Do Runners Live Longer?

That still leaves the question of how running affects your lifespan. Will excessive running cause you to die young?

It is true that too much can be bad for your heart (some research suggests that regular marathon running increases the risks of an abnormal heartbeat, damage to heart tissue and hardening of the arteries), and even runners can still develop heart disease. Runners occasionally even suffer heart attacks during races, but this is extremely rare, happening only a few times a year worldwide.

The Latest Research on Excessive Running

But the studies that call into question the healthiness of running all have one major flaw: they’re purely correlational, and can’t demonstrate causation. It may well be that many people who run a lot are doing so precisely because they’re unhealthy or overweight to begin with and trying to get healthier. 

The fact remains that the overwhelming majority of studies have found that running is associated with a longer lifespan.

But while cardiologists involved in the studies say that competitive runners shouldn’t curtail their running, they do say there’s no need for moderate runners to extend their jogs in the hopes it will improve heart health.

“It appears that most people can get maximum health benefits with relatively low amounts of exercise, and that’s comforting,” exercise researcher Dr. Carl Lavie, medical director of Cardiac Rehabilitation and Prevention at the John Ochsner Heart and Vascular Institute in New Orleans, told the Boston Globe. “You don’t need to push it longer and harder if you’re trying to make yourself as healthy as you can be.”  

Running is also associated with greater health benefits than resistance training, i.e. weightlifting. However, since resistance training has its own unique benefits, like increased bone density, the healthiest course of action is to combine both — lift weights a few days a week, and run or jog a few miles several times per week. 

How to Avoid Dangers of Running

Running doesn’t need to be avoided, but moderation is key.

Let yourself have at least one rest day a week when you don’t run, and don’t force yourself to keep going past the point of exhaustion.

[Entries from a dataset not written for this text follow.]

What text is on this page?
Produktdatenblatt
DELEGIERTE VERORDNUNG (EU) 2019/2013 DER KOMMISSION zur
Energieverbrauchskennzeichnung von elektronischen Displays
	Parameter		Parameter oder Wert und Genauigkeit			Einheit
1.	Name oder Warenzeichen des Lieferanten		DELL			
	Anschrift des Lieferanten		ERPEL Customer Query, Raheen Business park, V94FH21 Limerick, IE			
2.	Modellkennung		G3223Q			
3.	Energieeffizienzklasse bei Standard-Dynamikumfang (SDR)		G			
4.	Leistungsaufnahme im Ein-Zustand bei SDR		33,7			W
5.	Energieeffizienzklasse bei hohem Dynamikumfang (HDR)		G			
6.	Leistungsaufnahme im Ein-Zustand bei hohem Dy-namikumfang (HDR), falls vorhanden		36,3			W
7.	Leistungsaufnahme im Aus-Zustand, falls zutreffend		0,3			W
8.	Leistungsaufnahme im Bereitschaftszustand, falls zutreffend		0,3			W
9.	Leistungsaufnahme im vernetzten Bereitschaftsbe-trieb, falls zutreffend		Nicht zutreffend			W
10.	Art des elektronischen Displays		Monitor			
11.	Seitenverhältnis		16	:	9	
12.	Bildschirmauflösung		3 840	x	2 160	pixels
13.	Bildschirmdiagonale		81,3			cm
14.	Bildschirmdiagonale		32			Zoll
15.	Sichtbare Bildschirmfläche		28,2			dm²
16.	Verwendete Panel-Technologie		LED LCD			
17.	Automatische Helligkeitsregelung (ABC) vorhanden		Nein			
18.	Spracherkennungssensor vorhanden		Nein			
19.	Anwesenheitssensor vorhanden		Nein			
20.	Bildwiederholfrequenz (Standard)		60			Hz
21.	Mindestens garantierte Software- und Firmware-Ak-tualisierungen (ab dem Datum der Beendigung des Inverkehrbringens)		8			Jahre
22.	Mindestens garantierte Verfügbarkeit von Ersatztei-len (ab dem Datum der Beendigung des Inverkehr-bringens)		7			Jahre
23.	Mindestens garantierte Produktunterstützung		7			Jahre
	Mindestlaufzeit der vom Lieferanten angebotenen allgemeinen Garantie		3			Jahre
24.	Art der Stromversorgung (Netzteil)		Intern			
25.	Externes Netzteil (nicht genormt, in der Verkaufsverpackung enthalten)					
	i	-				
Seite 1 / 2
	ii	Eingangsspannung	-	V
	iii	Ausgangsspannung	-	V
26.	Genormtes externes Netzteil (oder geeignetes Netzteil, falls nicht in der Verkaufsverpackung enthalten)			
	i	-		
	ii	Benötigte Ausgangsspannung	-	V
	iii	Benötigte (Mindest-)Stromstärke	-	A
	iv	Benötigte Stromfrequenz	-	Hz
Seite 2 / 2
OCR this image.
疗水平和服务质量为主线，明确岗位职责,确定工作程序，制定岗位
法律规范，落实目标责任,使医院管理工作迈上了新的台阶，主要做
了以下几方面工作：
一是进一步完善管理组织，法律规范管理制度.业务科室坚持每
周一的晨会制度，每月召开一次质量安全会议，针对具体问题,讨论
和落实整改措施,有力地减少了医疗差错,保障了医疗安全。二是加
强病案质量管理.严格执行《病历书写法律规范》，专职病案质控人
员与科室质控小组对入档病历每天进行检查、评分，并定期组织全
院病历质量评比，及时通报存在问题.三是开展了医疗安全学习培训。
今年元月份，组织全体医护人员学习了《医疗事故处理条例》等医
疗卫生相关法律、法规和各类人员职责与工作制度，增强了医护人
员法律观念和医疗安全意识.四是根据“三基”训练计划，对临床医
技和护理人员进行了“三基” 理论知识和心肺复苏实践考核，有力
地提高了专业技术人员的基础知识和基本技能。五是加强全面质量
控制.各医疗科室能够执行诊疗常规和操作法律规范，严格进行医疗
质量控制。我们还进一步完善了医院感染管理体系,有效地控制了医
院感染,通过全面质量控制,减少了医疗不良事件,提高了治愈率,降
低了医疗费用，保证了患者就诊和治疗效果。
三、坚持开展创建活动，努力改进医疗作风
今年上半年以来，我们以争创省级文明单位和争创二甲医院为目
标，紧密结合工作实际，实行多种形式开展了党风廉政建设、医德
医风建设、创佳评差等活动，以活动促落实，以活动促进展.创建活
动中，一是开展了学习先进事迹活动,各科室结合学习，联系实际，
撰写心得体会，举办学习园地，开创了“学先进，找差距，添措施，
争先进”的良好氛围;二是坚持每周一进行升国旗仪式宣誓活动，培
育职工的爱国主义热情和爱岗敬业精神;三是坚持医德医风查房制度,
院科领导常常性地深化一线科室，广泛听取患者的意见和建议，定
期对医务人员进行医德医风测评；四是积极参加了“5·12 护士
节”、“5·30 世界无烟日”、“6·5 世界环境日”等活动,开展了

If you start to feel fatigued, sore and in a bad mood for several days in a row, or if you find that your progress stops or even reverses, you may be overtraining. In that case, the best thing to do is take two or three days off. If you find the extra time off improves your running, that’s a sure sign that you need to take things a little easier. 

Remember, also, that not training too much is only half the solution — the other half is sleeping eight hours a night, minimizing stress and eating plenty of healthy food.

Ultimately, it’s about listening to your body — you should be running, but more isn’t always better.